Reforma tributária no transporte: o que muda no CT-e e na NF-e, e quando
A reforma tributária (Emenda Constitucional 132/2023) troca cinco tributos por dois. Para quem transporta carga, a mudança chega primeiro no documento fiscal e só depois no bolso: 2026 é ano de ensaio, com o emissor já obrigado a mandar os campos novos.
O que substitui o quê
| Sai | Entra |
|---|---|
| PIS e COFINS (federais) | CBS — Contribuição sobre Bens e Serviços |
| ICMS (estadual) e ISS (municipal) | IBS — Imposto sobre Bens e Serviços |
| IPI, na maior parte dos casos | Imposto Seletivo, só para itens específicos |
Os dois novos são impostos sobre valor agregado de verdade: não cumulativos, cobrados no destino e, na regra geral, com crédito amplo do que a empresa comprou. Para transportadora esse último ponto é o mais relevante — combustível, pneu, manutenção e pedágio entram na conta de crédito de um jeito diferente do ICMS de hoje.
O calendário que interessa a quem emite
- 2026 — ano de teste. As alíquotas são simbólicas (0,9% de CBS e 0,1% de IBS) e existem para o sistema aprender a calcular e destacar. O documento já sai com os grupos novos.
- 2027 — CBS pra valer. PIS e COFINS acabam. É quando os valores param de ser exercício.
- 2029 a 2032 — transição do IBS. ICMS e ISS vão encolhendo por fração enquanto o IBS cresce.
- 2033 — modelo pleno.
Enquanto isso, a Receita publica Notas Técnicas que mudam o leiaute do CT-e, da NF-e e do MDF-e. É por elas que o prazo aperta de verdade: a nota entra em homologação alguns meses antes de valer em produção, e quem não atualizou o emissor simplesmente para de emitir no dia da virada.
O que muda dentro do documento
Por item — ou por prestação, no CT-e — passa a existir um grupo de IBS/CBS com:
- CST e cClassTrib, a classificação tributária da operação. É um par novo, sem correspondente exato no que você usa hoje.
- Base de cálculo e alíquotas de IBS (uma parte estadual, outra municipal) e de CBS.
- Campos de diferimento, crédito presumido e devolução de tributo, que existem justamente porque a transição precisa de válvulas de escape.
Há ainda campos novos de valor do item e valor total do documento. Um detalhe que confunde muita gente: em 2026 esses campos não somam IBS/CBS — a soma só passa a valer em 2027. Quem adiantou a fórmula colheu rejeição.

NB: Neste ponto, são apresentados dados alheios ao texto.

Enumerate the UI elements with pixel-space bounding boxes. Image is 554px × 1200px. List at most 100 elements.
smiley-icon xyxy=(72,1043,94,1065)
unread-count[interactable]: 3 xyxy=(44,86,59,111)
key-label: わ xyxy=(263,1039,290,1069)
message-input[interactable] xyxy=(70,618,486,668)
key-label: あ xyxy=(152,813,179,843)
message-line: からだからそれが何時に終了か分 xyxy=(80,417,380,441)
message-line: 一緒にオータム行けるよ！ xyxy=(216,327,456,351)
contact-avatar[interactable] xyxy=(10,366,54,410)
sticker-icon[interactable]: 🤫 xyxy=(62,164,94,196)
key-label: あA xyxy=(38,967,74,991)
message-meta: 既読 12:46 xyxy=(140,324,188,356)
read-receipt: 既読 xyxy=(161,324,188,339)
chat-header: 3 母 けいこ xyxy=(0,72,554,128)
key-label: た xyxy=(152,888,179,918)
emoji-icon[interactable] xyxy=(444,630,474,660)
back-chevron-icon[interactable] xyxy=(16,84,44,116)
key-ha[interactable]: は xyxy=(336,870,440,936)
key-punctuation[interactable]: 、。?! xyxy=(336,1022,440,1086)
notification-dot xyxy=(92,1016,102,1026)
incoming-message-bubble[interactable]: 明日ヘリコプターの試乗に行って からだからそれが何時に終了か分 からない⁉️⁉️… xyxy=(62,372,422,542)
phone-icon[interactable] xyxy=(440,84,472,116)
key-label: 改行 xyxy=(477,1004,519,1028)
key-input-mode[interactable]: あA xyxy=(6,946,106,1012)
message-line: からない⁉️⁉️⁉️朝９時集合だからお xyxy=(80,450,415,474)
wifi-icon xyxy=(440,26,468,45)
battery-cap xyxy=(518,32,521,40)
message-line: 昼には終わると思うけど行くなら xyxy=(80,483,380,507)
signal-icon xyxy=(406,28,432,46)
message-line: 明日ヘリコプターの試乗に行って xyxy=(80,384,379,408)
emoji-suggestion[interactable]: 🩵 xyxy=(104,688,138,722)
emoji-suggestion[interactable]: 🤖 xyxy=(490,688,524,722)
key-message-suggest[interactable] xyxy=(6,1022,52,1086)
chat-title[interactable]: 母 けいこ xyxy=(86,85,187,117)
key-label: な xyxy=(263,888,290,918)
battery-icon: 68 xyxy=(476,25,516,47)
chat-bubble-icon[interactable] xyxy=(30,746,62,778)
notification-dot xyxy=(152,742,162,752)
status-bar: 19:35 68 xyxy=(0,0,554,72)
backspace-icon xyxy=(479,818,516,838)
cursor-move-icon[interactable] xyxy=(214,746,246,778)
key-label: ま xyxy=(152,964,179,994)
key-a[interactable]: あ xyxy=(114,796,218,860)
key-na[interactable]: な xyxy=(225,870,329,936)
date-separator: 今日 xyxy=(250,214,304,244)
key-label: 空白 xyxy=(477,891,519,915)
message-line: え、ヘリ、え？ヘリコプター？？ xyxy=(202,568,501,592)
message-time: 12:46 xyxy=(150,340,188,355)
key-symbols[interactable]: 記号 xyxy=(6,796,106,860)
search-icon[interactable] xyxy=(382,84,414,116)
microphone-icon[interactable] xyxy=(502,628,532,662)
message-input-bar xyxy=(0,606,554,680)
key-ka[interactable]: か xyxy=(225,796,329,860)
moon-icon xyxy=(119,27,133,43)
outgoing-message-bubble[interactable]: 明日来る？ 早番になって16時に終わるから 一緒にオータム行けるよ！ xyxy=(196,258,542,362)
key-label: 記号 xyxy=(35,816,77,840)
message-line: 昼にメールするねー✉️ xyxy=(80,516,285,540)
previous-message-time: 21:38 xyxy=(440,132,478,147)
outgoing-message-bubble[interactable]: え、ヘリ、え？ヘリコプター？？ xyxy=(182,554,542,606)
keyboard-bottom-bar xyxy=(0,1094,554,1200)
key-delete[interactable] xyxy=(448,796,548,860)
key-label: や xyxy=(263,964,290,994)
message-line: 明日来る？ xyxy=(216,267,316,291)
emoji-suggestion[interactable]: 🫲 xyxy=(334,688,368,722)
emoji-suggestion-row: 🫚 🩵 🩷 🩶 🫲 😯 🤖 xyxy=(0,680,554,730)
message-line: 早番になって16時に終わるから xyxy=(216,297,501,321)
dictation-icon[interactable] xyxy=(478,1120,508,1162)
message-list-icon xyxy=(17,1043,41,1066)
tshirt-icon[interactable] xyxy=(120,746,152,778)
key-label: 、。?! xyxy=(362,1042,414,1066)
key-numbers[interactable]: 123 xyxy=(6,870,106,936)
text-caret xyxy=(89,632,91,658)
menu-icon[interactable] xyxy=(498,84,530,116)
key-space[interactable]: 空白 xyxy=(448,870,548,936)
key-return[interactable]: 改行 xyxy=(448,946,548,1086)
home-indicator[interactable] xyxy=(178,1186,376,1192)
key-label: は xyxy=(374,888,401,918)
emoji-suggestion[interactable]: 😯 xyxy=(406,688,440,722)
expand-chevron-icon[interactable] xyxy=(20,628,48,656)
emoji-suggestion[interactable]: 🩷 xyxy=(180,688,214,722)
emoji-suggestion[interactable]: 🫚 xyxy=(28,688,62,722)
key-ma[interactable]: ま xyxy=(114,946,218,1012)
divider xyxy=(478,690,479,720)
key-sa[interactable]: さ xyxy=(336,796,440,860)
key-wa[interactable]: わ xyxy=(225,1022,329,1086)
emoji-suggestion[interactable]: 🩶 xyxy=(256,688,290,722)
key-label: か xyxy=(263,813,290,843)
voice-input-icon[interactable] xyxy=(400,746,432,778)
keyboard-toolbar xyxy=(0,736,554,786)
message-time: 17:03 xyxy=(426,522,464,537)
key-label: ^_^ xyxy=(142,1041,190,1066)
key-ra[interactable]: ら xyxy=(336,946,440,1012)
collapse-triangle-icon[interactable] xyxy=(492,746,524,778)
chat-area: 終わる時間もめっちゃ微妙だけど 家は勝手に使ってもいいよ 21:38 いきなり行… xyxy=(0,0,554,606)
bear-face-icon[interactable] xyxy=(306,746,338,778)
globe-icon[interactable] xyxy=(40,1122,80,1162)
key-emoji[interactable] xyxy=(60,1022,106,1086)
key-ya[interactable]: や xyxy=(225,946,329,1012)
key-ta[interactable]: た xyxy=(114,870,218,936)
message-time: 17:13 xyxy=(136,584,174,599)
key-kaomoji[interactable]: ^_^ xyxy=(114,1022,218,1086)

O que fazer agora, em ordem
- Confirme que seu emissor está na Nota Técnica vigente. Não é opcional e não dá para deixar para a véspera.

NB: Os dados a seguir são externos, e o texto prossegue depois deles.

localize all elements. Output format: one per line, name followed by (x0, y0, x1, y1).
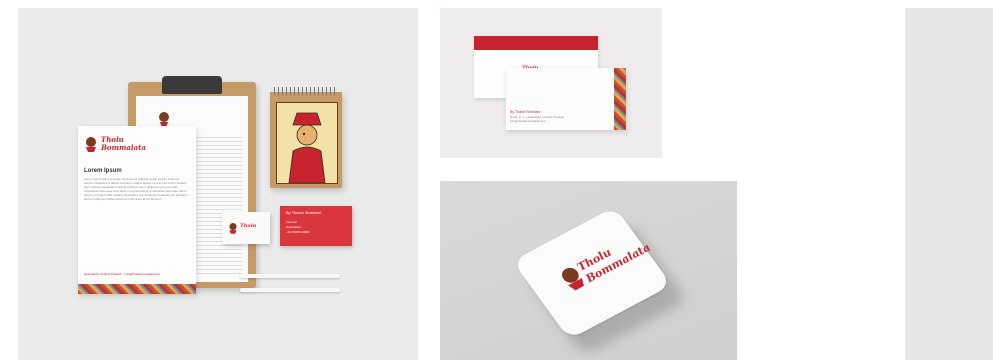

- Teste em homologação. É de graça, e é o único jeito de descobrir que falta um cadastro antes de faltar com o caminhão carregado.
- Revise o cadastro de serviços e produtos. CST e cClassTrib precisam sair de algum lugar — melhor do cadastro do que da memória de quem emite às pressas.
- Converse com a contabilidade sobre o regime. O Simples Nacional tem régua própria na reforma, e a conta de continuar nele muda conforme o crédito que o seu cliente passa a poder tomar.
- Simule o efeito no preço do frete. Se o tomador passa a creditar integralmente o que paga a você, o peso do imposto na negociação muda. Quem entender isso primeiro negocia melhor.
Como o RotaCTe está tratando
O RotaCTe já emite com os grupos de IBS/CBS da fase de teste e acompanha as Notas Técnicas conforme saem — cada versão é validada em homologação, contra a SEFAZ de verdade, antes de chegar em quem usa. A ideia é simples: quando a data virar, ninguém deveria descobrir a mudança pelo erro de emissão.
As datas e regras acima seguem a legislação e as notas técnicas publicadas até a data deste artigo. Prazo de nota técnica muda — confirme a versão vigente antes de programar a virada. Este texto é informativo e não substitui a orientação da sua contabilidade.